Pour the mix into the bucket, and place your hose in the bucket in a fasion that it creates a swirling effect. There should be no reason to stir.
 
Just be careful what you have in the bottling bucket when you pour in the hot priming sugar solution. I use an auto siphon and almost cracked the plastic when I poured hot sugar onto it.

Marc.
 
mbreen01 said:
Just be careful what you have in the bottling bucket when you pour in the hot priming sugar solution. I use an auto siphon and almost cracked the plastic when I poured hot sugar onto it.

Marc.

Marc, you don't cool off your priming sugar solution before putting it in the bottling bucket? If not, you're siphoning your beer onto that hot solution and won't that kill off alot of yeast?
I cool mine in the freezer until it's the same temperature as my beer before I siphon my beer into it.
 
You don't have to cool the sugar water down all the way. If you get it to, say, around 120ºF you'll be okay, I think, just because there is so much other liquid you're adding on top of it that by the time you're done it's averaged out to the same room temperature or so. Those first few thousand yeasties will die, sure, but sacrifices have to be made sometimes. :p
 
I poured the hot priming solution into my bottling bucket then siphoned the beer right on top. I was getting carbonation a week later.

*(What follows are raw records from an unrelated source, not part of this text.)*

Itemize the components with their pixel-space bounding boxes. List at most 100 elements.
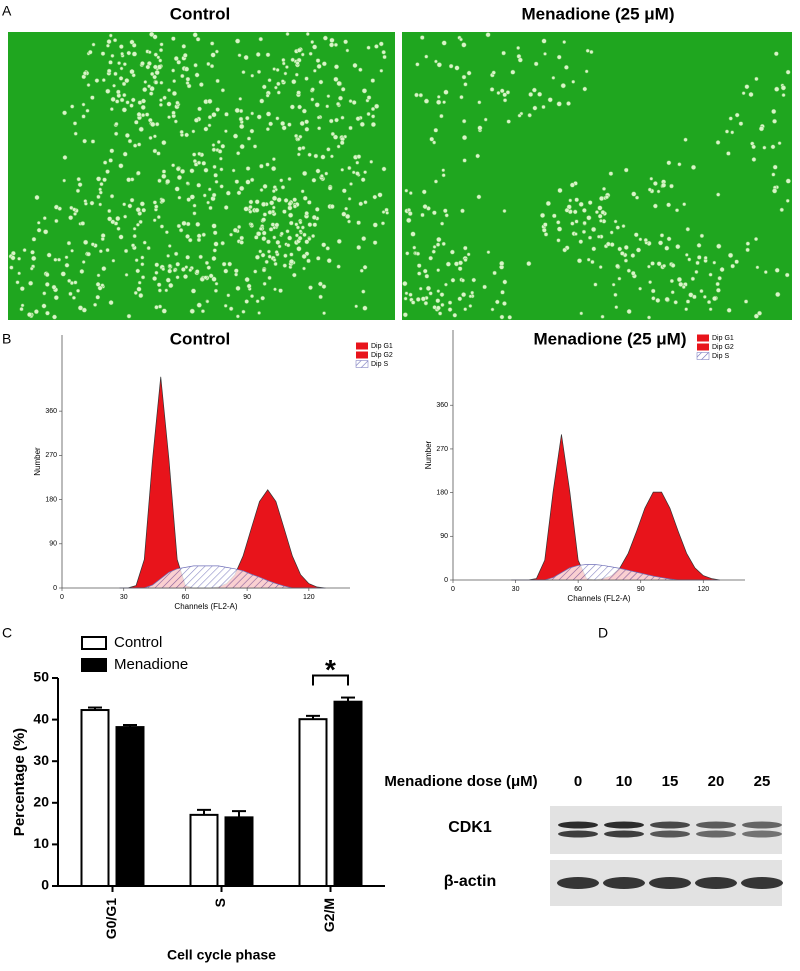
cell (415, 251, 421, 256)
cell (262, 281, 267, 286)
cell (311, 234, 316, 239)
cell (349, 182, 353, 186)
cell (772, 118, 778, 124)
cell (436, 95, 441, 99)
cell (191, 129, 196, 134)
cell (360, 177, 366, 183)
cell (321, 61, 327, 67)
cell (475, 153, 481, 159)
cell (485, 32, 491, 38)
cell (574, 232, 578, 236)
cell (279, 178, 284, 183)
micrograph (402, 32, 792, 320)
cell (685, 299, 691, 304)
cell (773, 51, 779, 57)
cell (257, 311, 261, 315)
cell (268, 121, 274, 127)
cell (209, 64, 215, 69)
cell (412, 245, 417, 250)
x-tick-label: 60 (574, 586, 582, 593)
cell (312, 44, 318, 50)
cell (690, 164, 697, 170)
cell (280, 120, 286, 126)
cell (66, 240, 72, 246)
cell (196, 302, 202, 308)
cell (436, 99, 442, 105)
area-fill (511, 434, 720, 580)
cell (355, 171, 360, 176)
cell (249, 177, 255, 183)
cell (123, 248, 129, 254)
cell (245, 179, 251, 185)
cell (211, 147, 217, 153)
cell (287, 235, 293, 241)
cell (738, 121, 744, 126)
cell (326, 258, 332, 264)
cell (677, 162, 682, 167)
cell (277, 244, 282, 249)
cell (517, 57, 523, 63)
cell (307, 236, 312, 241)
cell (62, 155, 68, 160)
chart-title: Control (170, 329, 230, 348)
cell (224, 129, 228, 134)
cell (244, 277, 250, 283)
cell (292, 204, 298, 209)
cell (321, 284, 327, 289)
cell (687, 257, 692, 262)
cell (136, 286, 142, 292)
cell (463, 82, 468, 87)
cell (589, 49, 594, 55)
cell (298, 220, 303, 225)
cell (675, 208, 680, 213)
cell (356, 154, 362, 159)
cell (420, 212, 425, 218)
cell (539, 212, 546, 218)
cell (748, 91, 754, 98)
legend-label: Dip S (371, 361, 388, 368)
cell (201, 232, 206, 237)
cell (351, 170, 356, 175)
cell (127, 138, 133, 144)
cell (694, 269, 699, 274)
cell (656, 189, 661, 194)
cell (174, 186, 180, 192)
cell (31, 236, 37, 242)
cell (152, 34, 158, 40)
cell (193, 117, 199, 123)
y-tick-label: 180 (45, 496, 57, 503)
cell (101, 78, 106, 83)
cell (198, 254, 203, 260)
cell (171, 163, 176, 168)
cell (274, 85, 278, 90)
cell (121, 81, 127, 87)
x-tick-label: 30 (512, 586, 520, 593)
cell (254, 199, 260, 205)
cell (256, 231, 262, 237)
cell (108, 60, 113, 65)
cell (93, 302, 98, 307)
cell (366, 111, 371, 117)
cell (703, 255, 708, 260)
cell (207, 187, 212, 192)
x-tick-label: 60 (182, 594, 190, 601)
cell (296, 152, 301, 157)
cell (114, 121, 119, 127)
cell (211, 192, 217, 198)
cell (301, 145, 306, 151)
cell (156, 55, 161, 60)
cell (235, 285, 241, 291)
cell (189, 194, 195, 200)
cell (296, 47, 302, 53)
cell (273, 261, 278, 267)
cell (526, 261, 532, 267)
cell (281, 61, 286, 66)
cell (378, 41, 384, 47)
cell (620, 251, 625, 256)
cell (213, 173, 218, 178)
cell (415, 62, 420, 67)
cell (181, 220, 187, 226)
cell (404, 291, 409, 296)
annotation: * (325, 654, 336, 685)
cell (734, 259, 739, 265)
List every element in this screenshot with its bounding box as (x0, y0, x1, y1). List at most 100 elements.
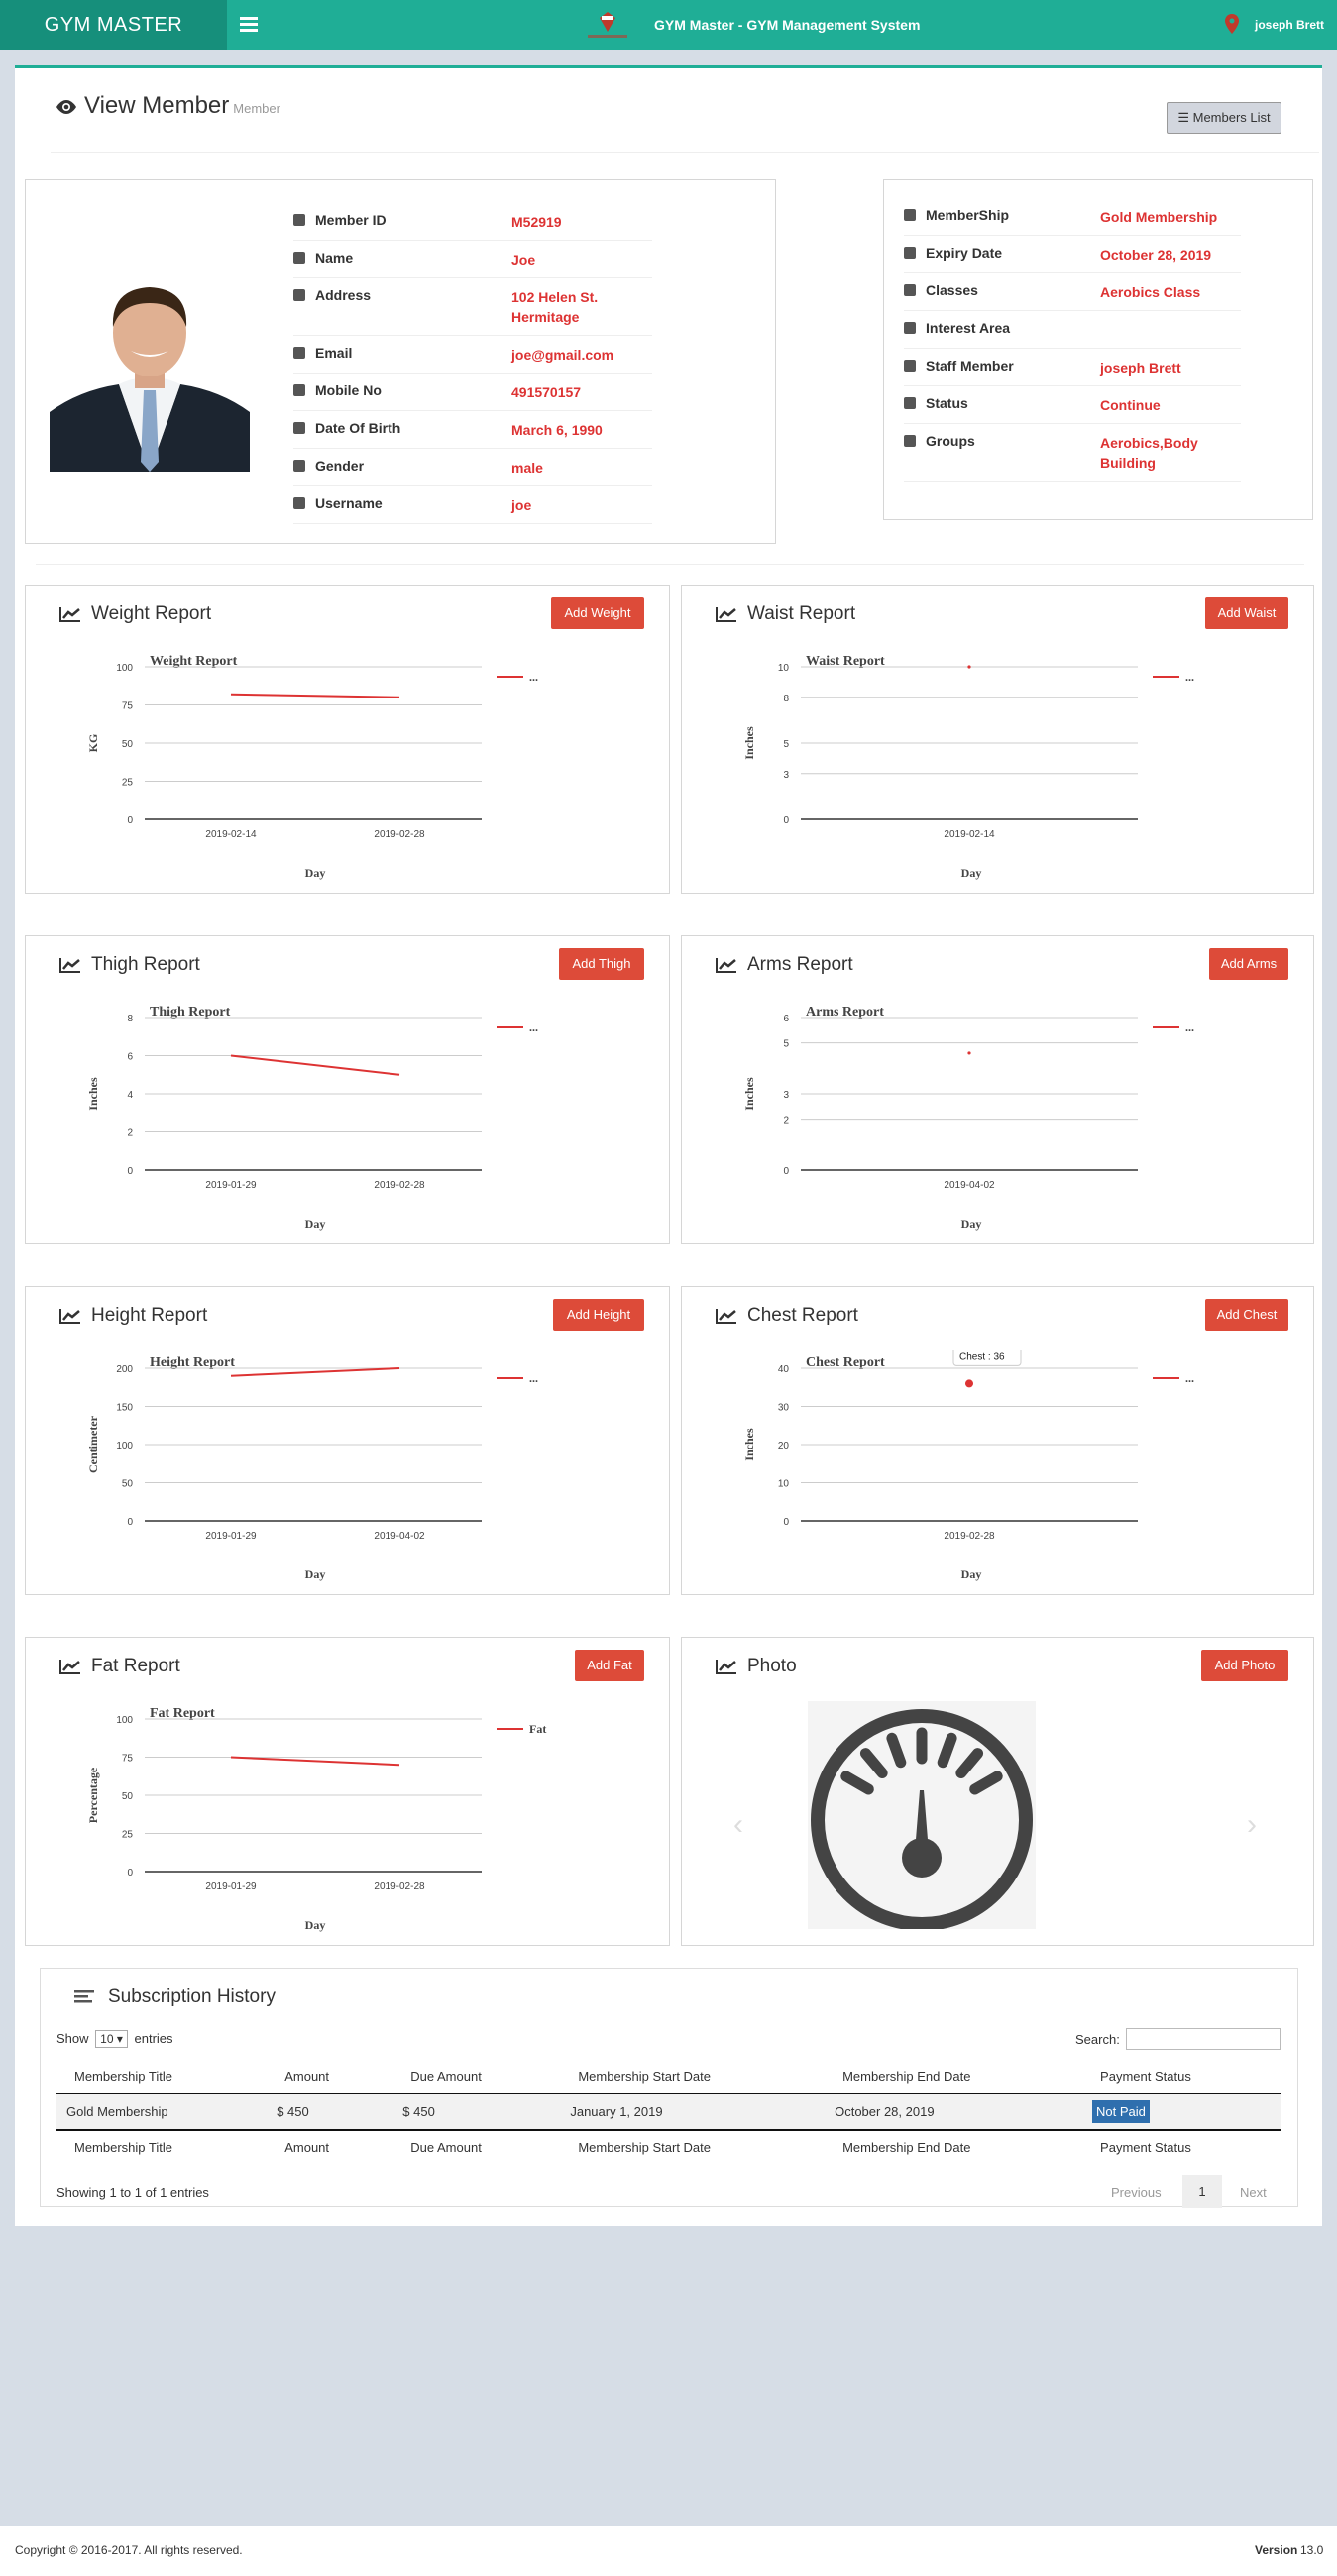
chart-legend: Fat (497, 1722, 546, 1736)
subscription-history-box: Subscription History Show 10 ▾ entries S… (40, 1968, 1298, 2208)
carousel-next-icon[interactable]: › (1247, 1808, 1257, 1841)
column-header[interactable]: Membership Start Date (560, 2060, 826, 2094)
chart-legend: ... (497, 670, 538, 684)
info-value: Aerobics,Body Building (1100, 433, 1198, 473)
chart-title: Height Report (150, 1355, 235, 1370)
data-point[interactable] (965, 1379, 973, 1388)
info-label-text: Member ID (315, 212, 387, 228)
y-axis-label: Percentage (86, 1767, 100, 1823)
column-header[interactable]: Membership Title (56, 2060, 268, 2094)
line-chart-icon (716, 957, 736, 973)
y-tick-label: 5 (783, 1039, 789, 1050)
calendar-icon (293, 422, 305, 434)
y-tick-label: 100 (116, 663, 133, 674)
table-cell: $ 450 (392, 2093, 561, 2131)
info-row: Gender male (293, 448, 652, 486)
info-value-text: joe (511, 497, 532, 513)
info-label-text: Gender (315, 458, 365, 474)
info-label: Mobile No (293, 382, 382, 398)
members-list-button[interactable]: ☰ Members List (1167, 102, 1281, 134)
brand-logo-text[interactable]: GYM MASTER (0, 0, 227, 50)
x-tick-label: 2019-02-28 (374, 1881, 425, 1892)
panel-title: Thigh Report (59, 954, 200, 976)
y-axis-label: KG (86, 734, 100, 753)
add-fat-button[interactable]: Add Fat (575, 1650, 644, 1681)
panel-title-text: Height Report (91, 1305, 208, 1326)
add-weight-button[interactable]: Add Weight (551, 597, 644, 629)
chart-legend: ... (497, 1020, 538, 1034)
y-tick-label: 40 (778, 1364, 790, 1375)
y-axis-label: Centimeter (86, 1415, 100, 1473)
info-label-text: Username (315, 495, 383, 511)
y-tick-label: 200 (116, 1364, 133, 1375)
info-value: March 6, 1990 (511, 420, 603, 440)
top-navbar: GYM MASTER GYM Master - GYM Management S… (0, 0, 1337, 50)
user-menu[interactable]: joseph Brett (1255, 18, 1325, 32)
column-header[interactable]: Amount (267, 2060, 393, 2094)
previous-page-button[interactable]: Previous (1111, 2185, 1162, 2200)
panel-title-text: Chest Report (747, 1305, 858, 1326)
entries-select[interactable]: 10 ▾ (95, 2030, 128, 2048)
x-tick-label: 2019-01-29 (205, 1881, 257, 1892)
x-axis-label: Day (961, 1217, 982, 1231)
y-tick-label: 2 (127, 1128, 133, 1139)
info-label-text: Email (315, 345, 353, 361)
series-line (230, 693, 400, 698)
cell-text: Gold Membership (66, 2104, 168, 2119)
chart-legend: ... (497, 1371, 538, 1385)
payment-status-badge: Not Paid (1092, 2100, 1150, 2123)
info-label: Expiry Date (904, 245, 1002, 261)
column-header[interactable]: Membership End Date (825, 2060, 1083, 2094)
info-value-text: M52919 (511, 214, 562, 230)
panel-title-text: Weight Report (91, 603, 212, 624)
chart-title: Weight Report (150, 654, 238, 669)
sidebar-toggle-icon[interactable] (238, 14, 260, 36)
info-label: Date Of Birth (293, 420, 400, 436)
line-chart-icon (716, 606, 736, 622)
x-axis-label: Day (305, 1217, 326, 1231)
gym-logo-icon (588, 12, 627, 38)
y-axis-label: Inches (742, 1077, 756, 1111)
graduation-cap-icon (904, 284, 916, 296)
add-thigh-button[interactable]: Add Thigh (559, 948, 644, 980)
table-cell: October 28, 2019 (825, 2093, 1083, 2131)
data-point[interactable] (967, 665, 971, 669)
panel-title: Chest Report (716, 1305, 858, 1327)
x-tick-label: 2019-04-02 (374, 1531, 425, 1542)
info-label: Staff Member (904, 358, 1014, 374)
height-chart: Height Report 0 50 100 150 200 Centimeter Day 20… (86, 1355, 538, 1581)
system-title: GYM Master - GYM Management System (654, 17, 921, 33)
power-icon (904, 397, 916, 409)
x-tick-label: 2019-02-14 (944, 829, 995, 840)
membership-info-box (883, 179, 1313, 520)
x-tick-label: 2019-02-28 (374, 1180, 425, 1191)
info-row: Date Of Birth March 6, 1990 (293, 410, 652, 449)
search-input[interactable] (1126, 2028, 1281, 2050)
y-tick-label: 6 (783, 1014, 789, 1024)
info-label-text: Mobile No (315, 382, 382, 398)
column-header[interactable]: Due Amount (392, 2060, 561, 2094)
y-tick-label: 50 (122, 1791, 134, 1802)
y-tick-label: 0 (127, 1868, 133, 1878)
chart-legend: ... (1153, 1020, 1194, 1034)
add-photo-button[interactable]: Add Photo (1201, 1650, 1288, 1681)
page-1-button[interactable]: 1 (1182, 2175, 1222, 2208)
y-tick-label: 75 (122, 1754, 134, 1765)
info-value-text: 102 Helen St. (511, 289, 599, 305)
carousel-prev-icon[interactable]: ‹ (733, 1808, 743, 1841)
user-icon (904, 360, 916, 372)
column-header[interactable]: Payment Status (1082, 2060, 1281, 2094)
y-tick-label: 8 (783, 694, 789, 704)
gauge-photo (808, 1701, 1036, 1929)
add-arms-button[interactable]: Add Arms (1209, 948, 1288, 980)
data-point[interactable] (967, 1051, 971, 1055)
add-height-button[interactable]: Add Height (553, 1299, 644, 1331)
info-row: Classes Aerobics Class (904, 272, 1241, 311)
x-tick-label: 2019-01-29 (205, 1180, 257, 1191)
add-chest-button[interactable]: Add Chest (1205, 1299, 1288, 1331)
next-page-button[interactable]: Next (1240, 2185, 1267, 2200)
info-value-text-2: Hermitage (511, 309, 580, 325)
info-row: Address 102 Helen St. Hermitage (293, 277, 652, 336)
entries-length: Show 10 ▾ entries (56, 2030, 173, 2048)
add-waist-button[interactable]: Add Waist (1205, 597, 1288, 629)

I may be totally wrong, but the speed in which the beer siphoned into the bottling bucket was pretty fast, and although I'm sure many yeasties met their ends in the beginning, the sheer volume of the incoming beer seemed to cool down the relatively small amount of priming solution very quickly.
 
I've never really thought about this before. I've always just dumped the freshly boiled priming solution straight into the bottling bucket, then racked the ready-to-bottle beer on top! Yeast must die at those temps! I'm a murder :cross: To think... all those yeasts that could have lived to carbonate my beer more.

Don't get me wrong though... i always get carbonation, most of the time it's within a few days to a week, but a little extra yeast can sometimes go a long way with bottling. I had one beer that needed a minimum of 2 weeks to carbonate, and I'm sure if there were more yeast, it would have been quicker.

In all honesty... do we really know if it would make a difference? Yeasts are so mysterious :fro:

5gB
 
JohnnyK,

Cool the pint or so of priming sugar-water,
not nesessarily to room temp. but at least half way,
{it is easy to cool that small amount of liquid}
pour the priming sugar-water in the bucket first.

And then 'rack' the wort in, stirring it with a big plastic spoon from the homebrew supply being careful not to get bubbles in it.
Stir real slowly, round and round up and down,
mix several times during the bottling process so that you don't end up with inconsistantcy of carbonation in your bottles of beer-ale.
{ie. One has a head on it and the next one don't.}

As they say...

"Lets git ignert and go coon hunting!"

Knife
 
I tend to siphon a little bit of the beer into the bucket, and then carefully pour the corn sugar solution down the side of the bucket as the beer is filling up.
 
ayrton said:
I tend to siphon a little bit of the beer into the bucket, and then carefully pour the corn sugar solution down the side of the bucket as the beer is filling up.


me too. i pour 1/3 of the priming solution in the priming bucket. siphon wort on top of it. when bucket is about 1/2 full, pour another 1/3 of the priming sugar solution, then when the beer is all siphoned in my bottling bucket, I add the other 1/3 of the priming sugar solution. When I first started brewing I used to pour all the sugar solution in my bucket and rack onto it. I had a few batches with varying carbonation in the bottles, so I started doing it the other way and have had no problems.


loop
 
If you use a no-rinse sanitzer, then it's very easy to sanitize a big spoon and gently stir a few times over the course of bottling.
 
JacktheKnife said:
JohnnyK,
And then 'rack' the wort in, stirring it with a big plastic spoon from the homebrew supply being careful not to get bubbles in it.

This is very important. You don't want any extra air getting to your batch.
 
i figured the same thing as Torchiest. dumped the stuff in there flaming hot and figured 'ah screw it so a few yeasties bite it but there are plenty more where they came from'. the strongest survive, right? or is it the ones at the bottom of the bucket that dont get fried with the hot liquid poured in? i forget
 
Loop md,

The best priming idea I have heard yet!
I have noticed that pouring when the bucket is partially full causes bubbles,
and have been pouring the priming sugar-water first.
But last would be easy too, as the level of ale,
is not so far down in ther bucket.
I'll pour half at first, and the rest after the bucket is full,
stirring well several times.
And in fact inconsistancy of carbination is a regular occurance,
in my 'Hammerbier' and to be expected.
I'll bet this pour-mix pour-mix will solve that problem, thanks!